/DQNTS

Implementation of Tabu Search guided by a Deep Q-Network

Primary LanguagePython

DQNTS: Deep Q-Learning Tabu Search

Introduction

In this project, I've tried to face the Max-Mean Dispersion Problem using Tabu Search guided by a deep reinforcement learning algorithm during the dispersion phase. Given a complete graph G(V, E) where each edge has associated a distance or affinity $d_{ij}$, the Max Mean Dispersion Problem is the search of a subset of vertex $M \subset V, |M| >= 2$ which maximize the mean dispersion, calculated as follow:

$$ MeanDispersion(M) = \frac{\sum_{i,j \in M}d_{ij}}{|M|} $$

This problem is known to be strongly NP-hard and has the characteristic that the subset $M$ does not have a fixed size, but can vary between $2$ and $|V|$.

RLTS

In 2020, Nijimbere et al. proposed an approach based on the combination of reinforcement learning and tabu search, named RLTS. The main idea is to use Q-Learning to build a high-quality initial solution, then improving it with a one-flip tabu search. Then Q-Learning algorithm is trained during the search of the solution, by giving a positive or negative reward if the node remain or not in the solution after the tabu search.

DQNTS

My proposed solution is to use a Deep Q-Network to generate the initial solution and tabu search to improve it, hence the name DQNTS. The approach is similar to \cite{nijimbere2020tabu}, the network learns a heuristic to build the initial solution, then uses a one-flip tabu search to improve that solution.
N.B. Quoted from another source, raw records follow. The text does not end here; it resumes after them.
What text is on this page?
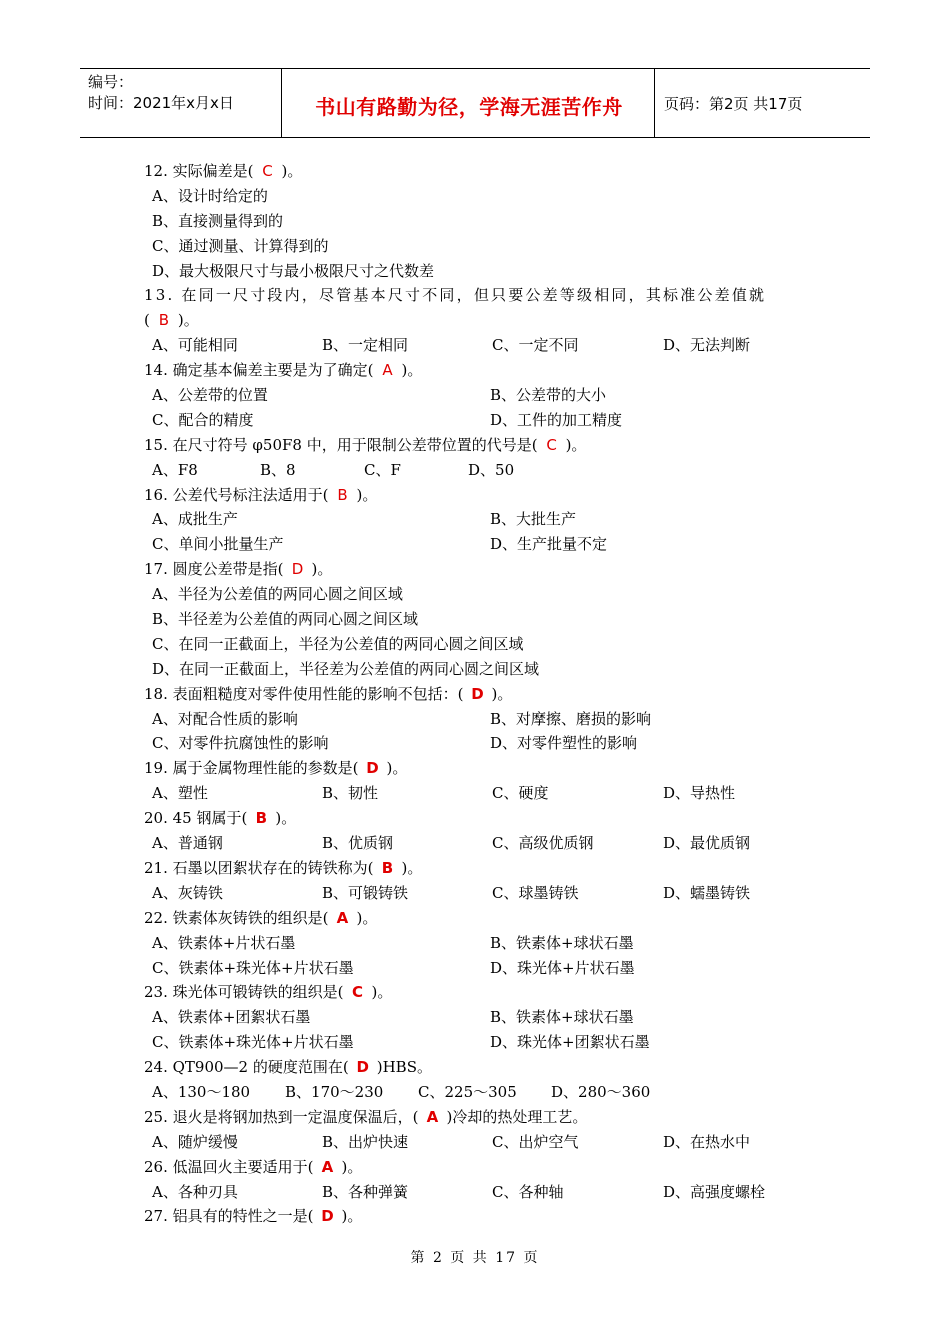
编号：
时间：2021年x月x日	书山有路勤为径，学海无涯苦作舟	页码：第2页 共17页
12. 实际偏差是( C )。
A、设计时给定的
B、直接测量得到的
C、通过测量、计算得到的
D、最大极限尺寸与最小极限尺寸之代数差
13. 在同一尺寸段内，尽管基本尺寸不同，但只要公差等级相同，其标准公差值就
( B )。
A、可能相同	B、一定相同	C、一定不同	D、无法判断
14. 确定基本偏差主要是为了确定( A )。
A、公差带的位置	B、公差带的大小
C、配合的精度	D、工件的加工精度
15. 在尺寸符号 φ50F8 中，用于限制公差带位置的代号是( C )。
A、F8	B、8	C、F	D、50
16. 公差代号标注法适用于( B )。
A、成批生产	B、大批生产
C、单间小批量生产	D、生产批量不定
17. 圆度公差带是指( D )。
A、半径为公差值的两同心圆之间区域
B、半径差为公差值的两同心圆之间区域
C、在同一正截面上，半径为公差值的两同心圆之间区域
D、在同一正截面上，半径差为公差值的两同心圆之间区域
18. 表面粗糙度对零件使用性能的影响不包括：( D )。
A、对配合性质的影响	B、对摩擦、磨损的影响
C、对零件抗腐蚀性的影响	D、对零件塑性的影响
19. 属于金属物理性能的参数是( D )。
A、塑性	B、韧性	C、硬度	D、导热性
20. 45 钢属于( B )。
A、普通钢	B、优质钢	C、高级优质钢	D、最优质钢
21. 石墨以团絮状存在的铸铁称为( B )。
A、灰铸铁	B、可锻铸铁	C、球墨铸铁	D、蠕墨铸铁
22. 铁素体灰铸铁的组织是( A )。
A、铁素体+片状石墨	B、铁素体+球状石墨
C、铁素体+珠光体+片状石墨	D、珠光体+片状石墨
23. 珠光体可锻铸铁的组织是( C )。
A、铁素体+团絮状石墨	B、铁素体+球状石墨
C、铁素体+珠光体+片状石墨	D、珠光体+团絮状石墨
24. QT900—2 的硬度范围在( D )HBS。
A、130～180 B、170～230 C、225～305 D、280～360
25. 退火是将钢加热到一定温度保温后，( A )冷却的热处理工艺。
A、随炉缓慢	B、出炉快速	C、出炉空气	D、在热水中
26. 低温回火主要适用于( A )。
A、各种刃具	B、各种弹簧	C、各种轴	D、高强度螺栓
27. 铝具有的特性之一是( D )。
第 2 页 共 17 页
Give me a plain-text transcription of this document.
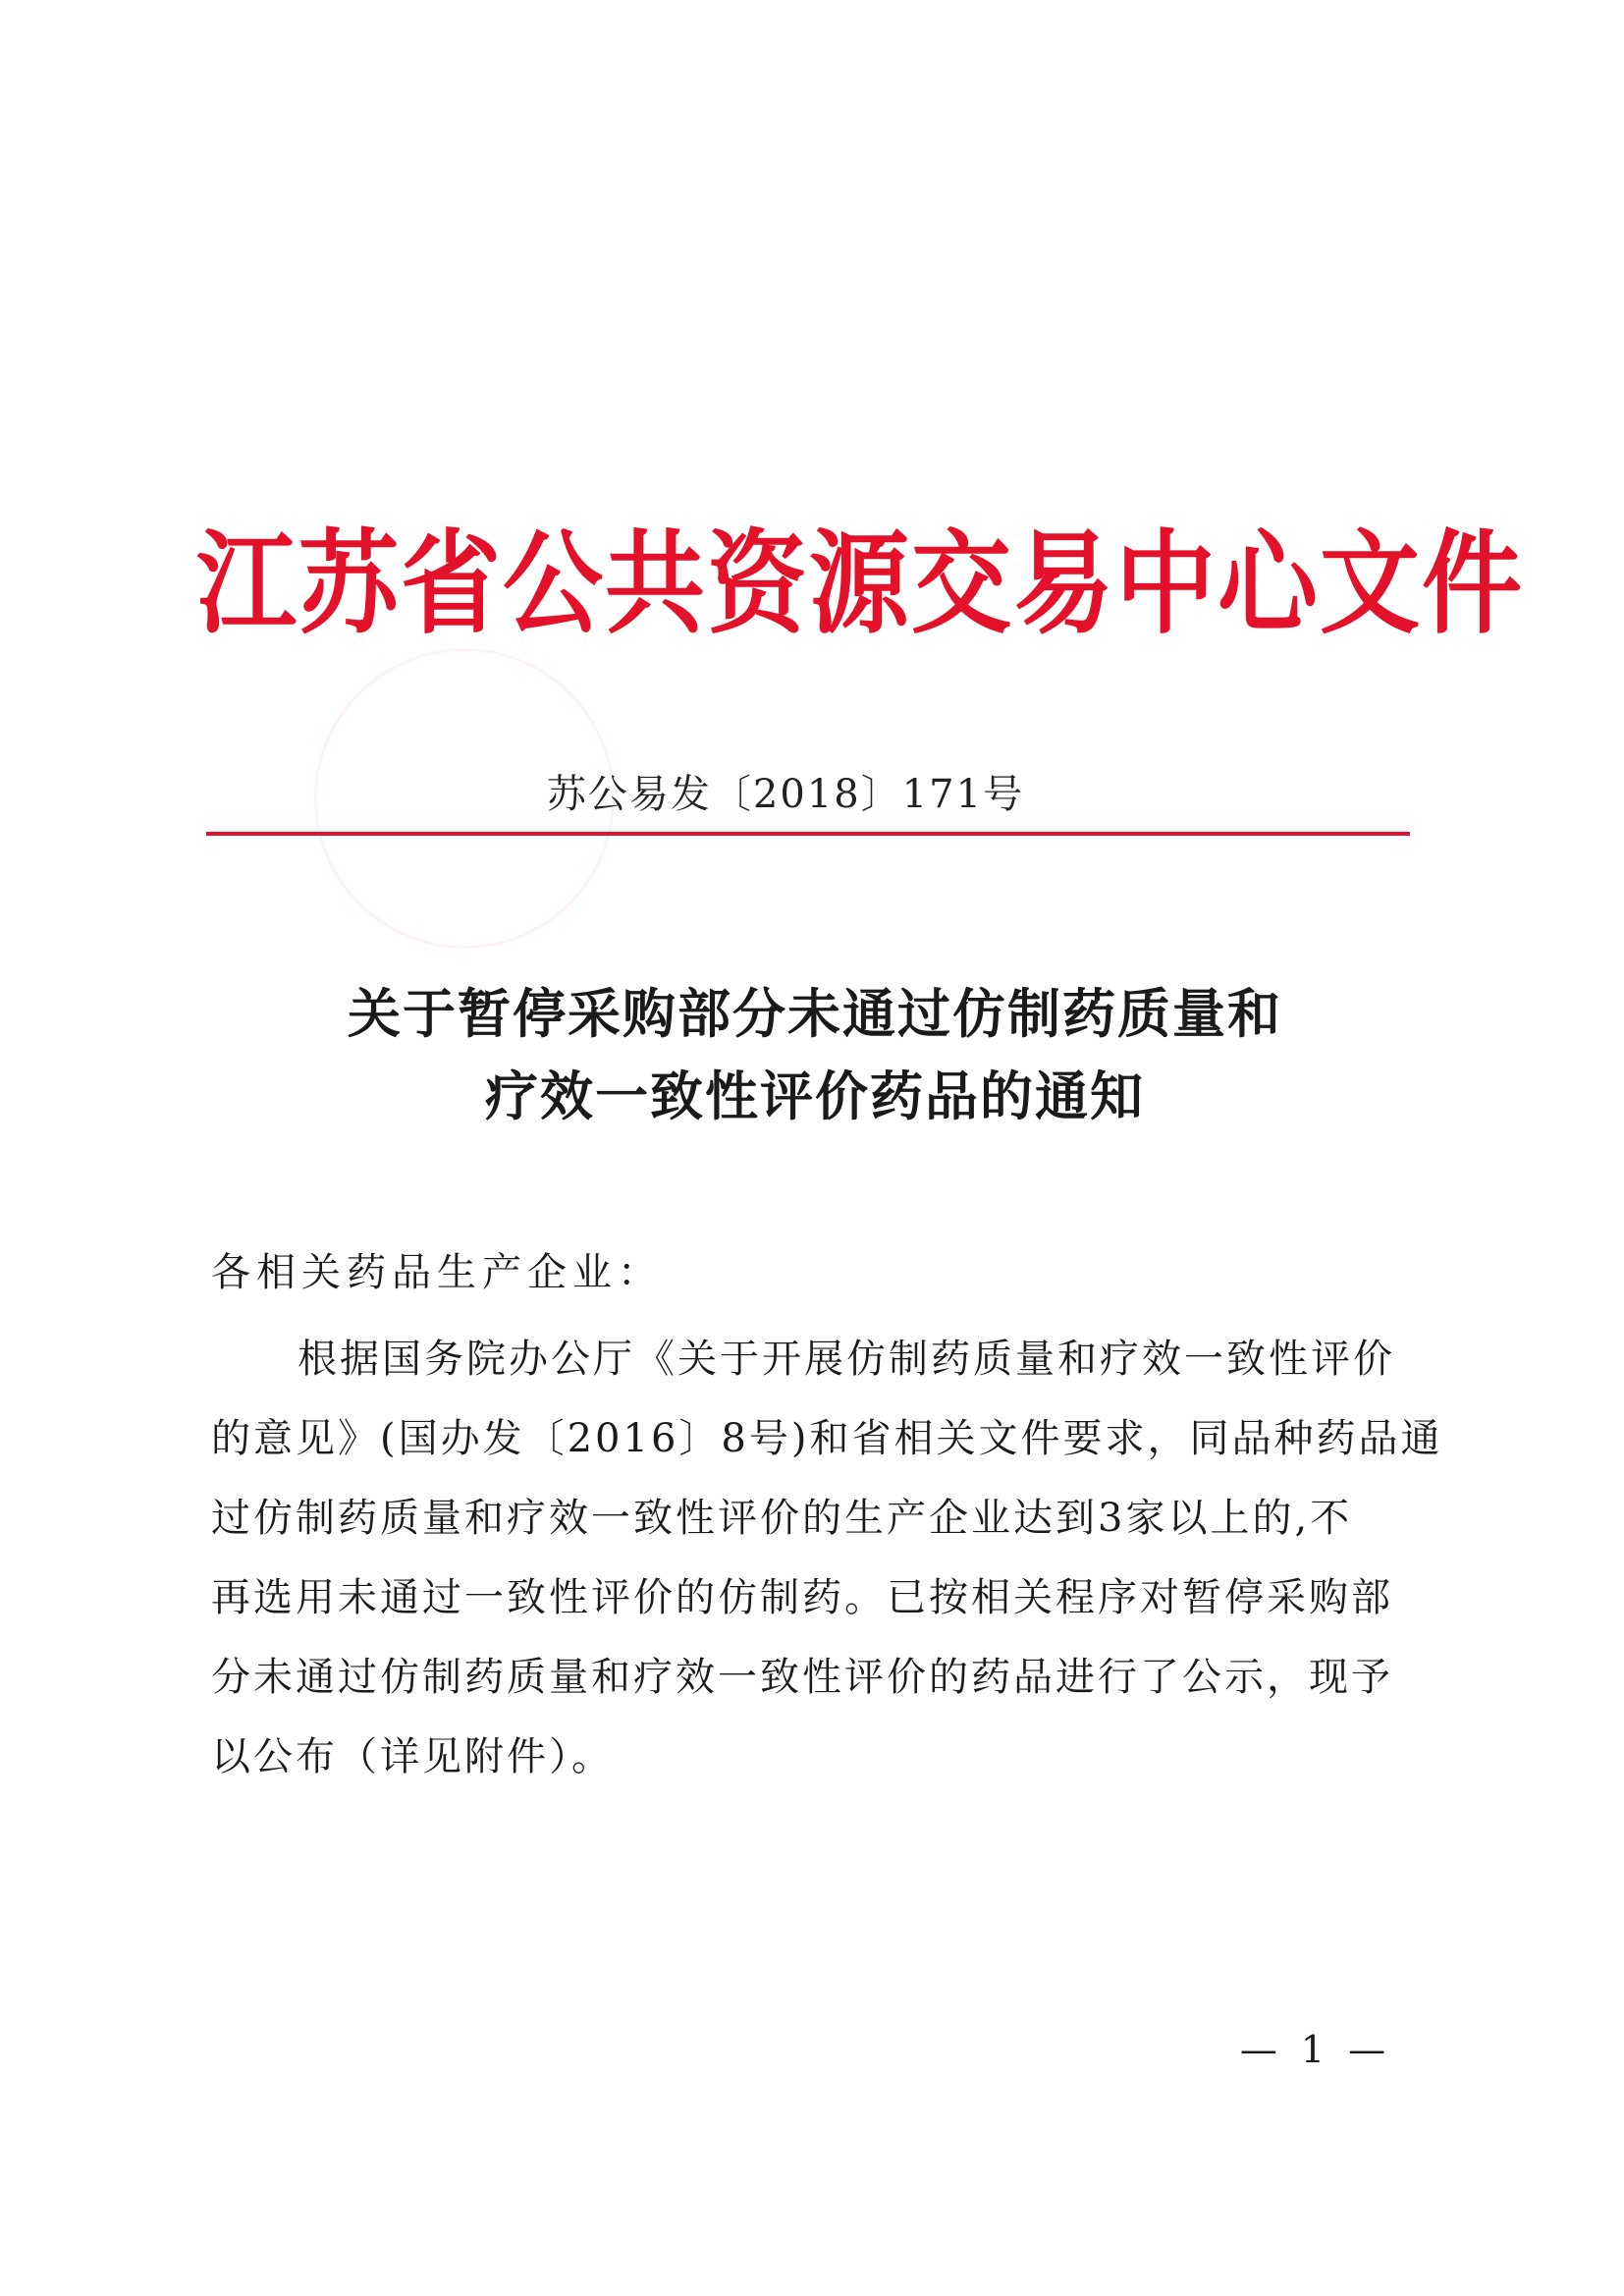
江苏省公共资源交易中心文件
苏公易发〔2018〕171号
关于暂停采购部分未通过仿制药质量和
疗效一致性评价药品的通知
各相关药品生产企业：
根据国务院办公厅《关于开展仿制药质量和疗效一致性评价
的意见》(国办发〔2016〕8号)和省相关文件要求，同品种药品通
过仿制药质量和疗效一致性评价的生产企业达到3家以上的,不
再选用未通过一致性评价的仿制药。已按相关程序对暂停采购部
分未通过仿制药质量和疗效一致性评价的药品进行了公示，现予
以公布（详见附件）。
— 1 —
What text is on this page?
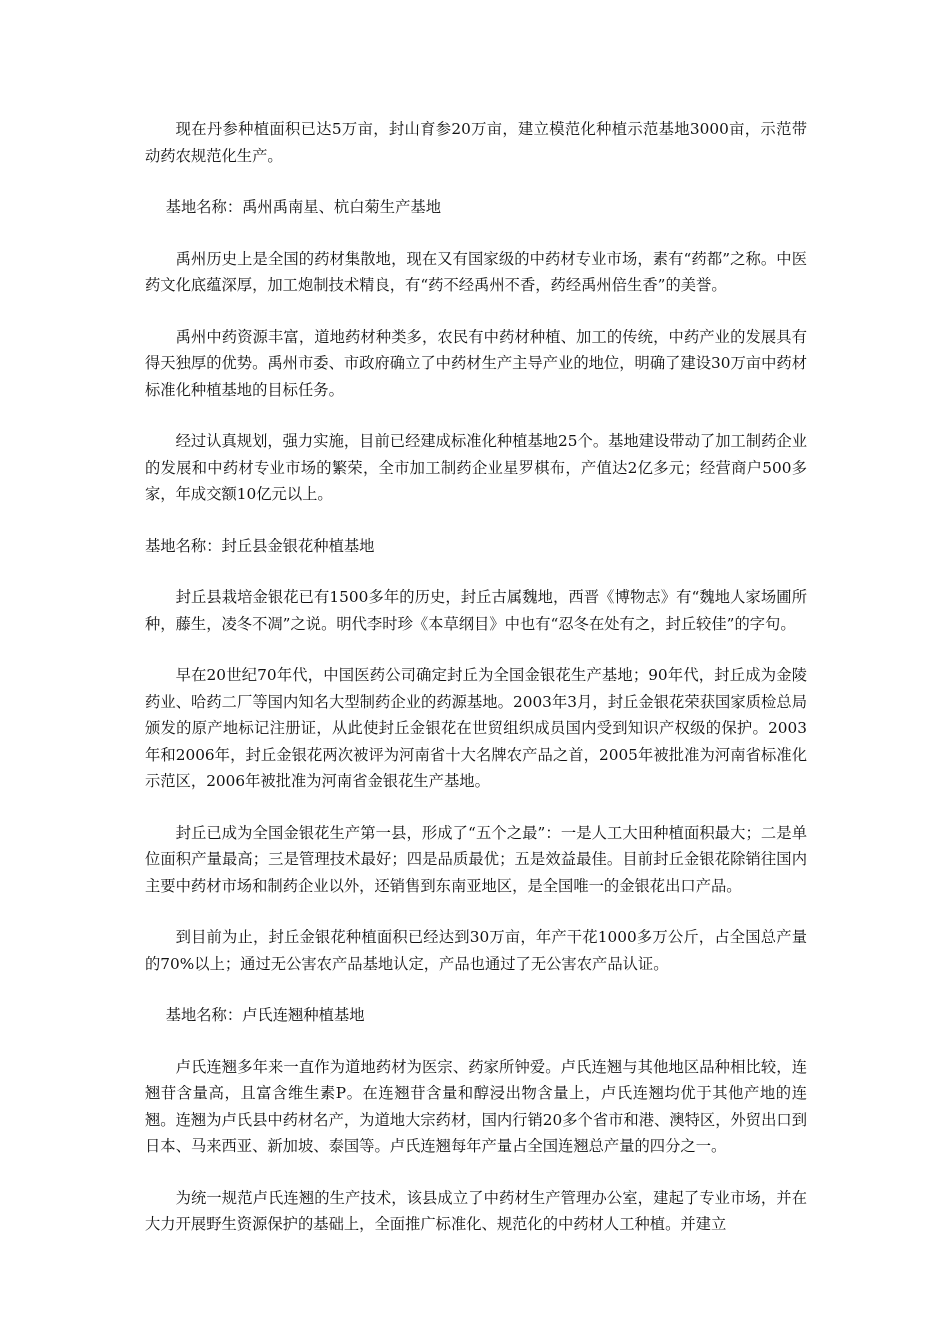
现在丹参种植面积已达5万亩，封山育参20万亩，建立模范化种植示范基地3000亩，示范带动药农规范化生产。

基地名称：禹州禹南星、杭白菊生产基地

禹州历史上是全国的药材集散地，现在又有国家级的中药材专业市场，素有“药都”之称。中医药文化底蕴深厚，加工炮制技术精良，有“药不经禹州不香，药经禹州倍生香”的美誉。

禹州中药资源丰富，道地药材种类多，农民有中药材种植、加工的传统，中药产业的发展具有得天独厚的优势。禹州市委、市政府确立了中药材生产主导产业的地位，明确了建设30万亩中药材标准化种植基地的目标任务。

经过认真规划，强力实施，目前已经建成标准化种植基地25个。基地建设带动了加工制药企业的发展和中药材专业市场的繁荣，全市加工制药企业星罗棋布，产值达2亿多元；经营商户500多家，年成交额10亿元以上。

基地名称：封丘县金银花种植基地

封丘县栽培金银花已有1500多年的历史，封丘古属魏地，西晋《博物志》有“魏地人家场圃所种，藤生，凌冬不凋”之说。明代李时珍《本草纲目》中也有“忍冬在处有之，封丘较佳”的字句。

早在20世纪70年代，中国医药公司确定封丘为全国金银花生产基地；90年代，封丘成为金陵药业、哈药二厂等国内知名大型制药企业的药源基地。2003年3月，封丘金银花荣获国家质检总局颁发的原产地标记注册证，从此使封丘金银花在世贸组织成员国内受到知识产权级的保护。2003年和2006年，封丘金银花两次被评为河南省十大名牌农产品之首，2005年被批准为河南省标准化示范区，2006年被批准为河南省金银花生产基地。

封丘已成为全国金银花生产第一县，形成了“五个之最”：一是人工大田种植面积最大；二是单位面积产量最高；三是管理技术最好；四是品质最优；五是效益最佳。目前封丘金银花除销往国内主要中药材市场和制药企业以外，还销售到东南亚地区，是全国唯一的金银花出口产品。

到目前为止，封丘金银花种植面积已经达到30万亩，年产干花1000多万公斤，占全国总产量的70%以上；通过无公害农产品基地认定，产品也通过了无公害农产品认证。

基地名称：卢氏连翘种植基地

卢氏连翘多年来一直作为道地药材为医宗、药家所钟爱。卢氏连翘与其他地区品种相比较，连翘苷含量高，且富含维生素P。在连翘苷含量和醇浸出物含量上，卢氏连翘均优于其他产地的连翘。连翘为卢氏县中药材名产，为道地大宗药材，国内行销20多个省市和港、澳特区，外贸出口到日本、马来西亚、新加坡、泰国等。卢氏连翘每年产量占全国连翘总产量的四分之一。

为统一规范卢氏连翘的生产技术，该县成立了中药材生产管理办公室，建起了专业市场，并在大力开展野生资源保护的基础上，全面推广标准化、规范化的中药材人工种植。并建立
The difference is that the DQN is pre-trained, hence there is no need to start with a random solution and I can generate a high-quality initial solution from the beginning.

Network Architecture

The network architecture is based on "Learning combinatorial optimization algorithms over graphs" by Dai et al. The state2tens embedding is done with 4 features extracted from each node, which are:

  • 1 if the node in the solution, 0 otherwise
  • the sum of all edges connected to the node
  • the sum of all edges connected to the node and the solution nodes
  • the sum of all edges connected to the node and the nodes not in the solution

Network training

To train the network, first, we construct a feasible solution using an $\epsilon$-greedy strategy, stopping when no positive rewards are predicted by the network. Then the solution is given to the one-flip tabu search which improves it and returns the best solution. For every node in the initial solution which remains in the final solution after tabu search, a reward of +1 is given, otherwise, the reward is -1. The network has been trained over 10 different instances (MDPIx_35 and MDPIIx_35, $1 <= x <= 10$) for 5001 episodes.

Tabu Search

The tabu search implementation is the same as in \cite{nijimbere2020tabu}, with the only difference in the parameter $\alpha = 100$ instead of $\alpha = 50000$. My implementation couldn't finish even a single iteration in the time limit imposed with the parameter $\alpha$ proposed in the paper. This made me think that my implementation is way slower, but still, I left the same time constraints as the results were good enough.

General Algorithm

DQN is used during the construction of the initial solution: for all the nodes, the network estimates the reward, then all the values estimated get interpolated in the range $[-1,+1]$. All the nodes with a value $>= 0$ are named as "good nodes". Among these "good nodes", a random amount is taken to construct the initial solution. Picking one node at a time would result in a better solution, but this approach was too slow for large graphs. This solution is then processed with a one-flip tabu search until no best solutions are found for $\alpha = 100$ iterations in a row. Now a new initial solution is generated and the process is repeated until the time limit is not violated. Finally, the best solution found is returned.

Result

Results can be seen on the pdf presentation uploaded in this repository under the pdf directory.